Over the past four years, Amazon has invested aggressively in India, committing to spend $5 billion to grow its business in the country. In June, Mint reported that Amazon had invested an additional Rs1,680 crore in its Indian unit as part of its commitment to invest $5 billion to expand its local business.
To be sure, Flipkart’s performance has not seen a decline in comparison to Amazon India. For instance, Flipkart came in ahead of Amazon India in terms of post-delivery experience, due to the former’s simpler return policies as compared to slightly more complicated post-delivery policies at Amazon India, according to the report.
Flipkart also came in slightly ahead of Amazon India in terms of price competitiveness and held its leadership position in the flagship smartphones business, helped by new deal wins, despite stronger competition from Amazon India during the quarter.
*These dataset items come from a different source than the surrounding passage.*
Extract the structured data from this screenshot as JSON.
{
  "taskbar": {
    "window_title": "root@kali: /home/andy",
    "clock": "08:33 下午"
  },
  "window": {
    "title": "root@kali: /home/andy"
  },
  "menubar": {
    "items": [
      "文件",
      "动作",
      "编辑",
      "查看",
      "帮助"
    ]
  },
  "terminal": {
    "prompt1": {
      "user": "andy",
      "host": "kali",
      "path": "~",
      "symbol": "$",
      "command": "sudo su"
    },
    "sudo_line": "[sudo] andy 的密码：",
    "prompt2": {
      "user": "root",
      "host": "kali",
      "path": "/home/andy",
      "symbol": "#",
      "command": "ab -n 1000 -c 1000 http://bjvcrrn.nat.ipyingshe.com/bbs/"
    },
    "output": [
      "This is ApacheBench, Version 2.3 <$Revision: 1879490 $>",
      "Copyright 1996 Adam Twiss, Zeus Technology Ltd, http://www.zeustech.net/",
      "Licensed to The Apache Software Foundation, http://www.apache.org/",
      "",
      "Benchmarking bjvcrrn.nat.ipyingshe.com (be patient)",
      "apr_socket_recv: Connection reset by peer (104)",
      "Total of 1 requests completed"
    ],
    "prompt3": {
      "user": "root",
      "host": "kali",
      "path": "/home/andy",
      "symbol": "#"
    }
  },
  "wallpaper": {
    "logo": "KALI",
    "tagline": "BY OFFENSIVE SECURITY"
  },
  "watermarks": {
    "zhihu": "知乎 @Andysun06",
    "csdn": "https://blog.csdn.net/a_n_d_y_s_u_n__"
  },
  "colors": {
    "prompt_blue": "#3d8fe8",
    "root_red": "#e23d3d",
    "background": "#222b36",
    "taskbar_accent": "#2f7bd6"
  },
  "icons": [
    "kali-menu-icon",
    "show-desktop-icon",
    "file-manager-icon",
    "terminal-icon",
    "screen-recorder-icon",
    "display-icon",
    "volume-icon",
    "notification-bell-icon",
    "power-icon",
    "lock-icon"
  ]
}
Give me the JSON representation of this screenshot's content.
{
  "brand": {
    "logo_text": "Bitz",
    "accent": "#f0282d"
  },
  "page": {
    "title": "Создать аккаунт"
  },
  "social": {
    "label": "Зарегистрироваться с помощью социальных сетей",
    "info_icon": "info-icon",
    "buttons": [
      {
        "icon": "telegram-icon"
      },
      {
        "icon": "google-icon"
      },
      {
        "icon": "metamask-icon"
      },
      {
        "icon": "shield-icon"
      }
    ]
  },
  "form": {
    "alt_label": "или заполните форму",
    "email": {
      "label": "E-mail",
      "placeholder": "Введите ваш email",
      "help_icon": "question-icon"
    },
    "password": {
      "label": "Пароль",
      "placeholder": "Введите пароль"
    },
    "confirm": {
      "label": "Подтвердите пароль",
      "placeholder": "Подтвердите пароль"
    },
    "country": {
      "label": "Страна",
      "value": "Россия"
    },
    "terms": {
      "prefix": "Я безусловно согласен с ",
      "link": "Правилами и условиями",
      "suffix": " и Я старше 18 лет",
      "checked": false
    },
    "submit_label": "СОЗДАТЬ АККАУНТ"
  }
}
Flipkart has also managed to keep its marketing expenses down and has brought down spending by nearly two-thirds, as compared to the beginning of the 2016 calendar year, when the first version of ELI was published.
This is part of a broader push inside Flipkart to curb losses. Mint reported on 18 July that Flipkart is pushing hard to cut losses as it seeks to prove it can build a profitable business. The company has set a target of breaking even at the gross profit level by the end of the current fiscal year by reducing discounts, logistics and warehousing costs.
Flipkart boosted its ability to take on Amazon India this month by raising a mammoth round of funding from SoftBank Vision Fund. Flipkart said it has more than $4 billion in cash after the SoftBank round, which comprised a capital infusion of $1.4 billion and another $1.2-1.4 billion of secondary share purchases.
The battle between Flipkart and Amazon India is expected to be much more closely fought this year compared with most of last year, when it looked like the world’s largest online retailer was running away with the Indian e-commerce market. Under new chief executive Kalyan Krishnamurthy, Flipkart has adopted a new strategy of focusing on selling high- value products such as smartphones and large appliances. It has worked so far—Flipkart generates higher sales in these categories, which together account for more than 60% of the e-commerce market, than Amazon India.
However, despite Amazon India and Flipkart’s consistent growth numbers over the past three quarters, the broader e-commerce industry continues to grow at a sluggish pace. Both Amazon India and Flipkart have largely grown at the expense of struggling rivals such as Snapdeal, while the overall market has grown at 15-20% over the past two quarters, according to experts tracking the sector.
“The industry hasn’t moved too much in comparison to Q1’17 on most metrics because of a stagnant sales quarter this time around," said the ELI report.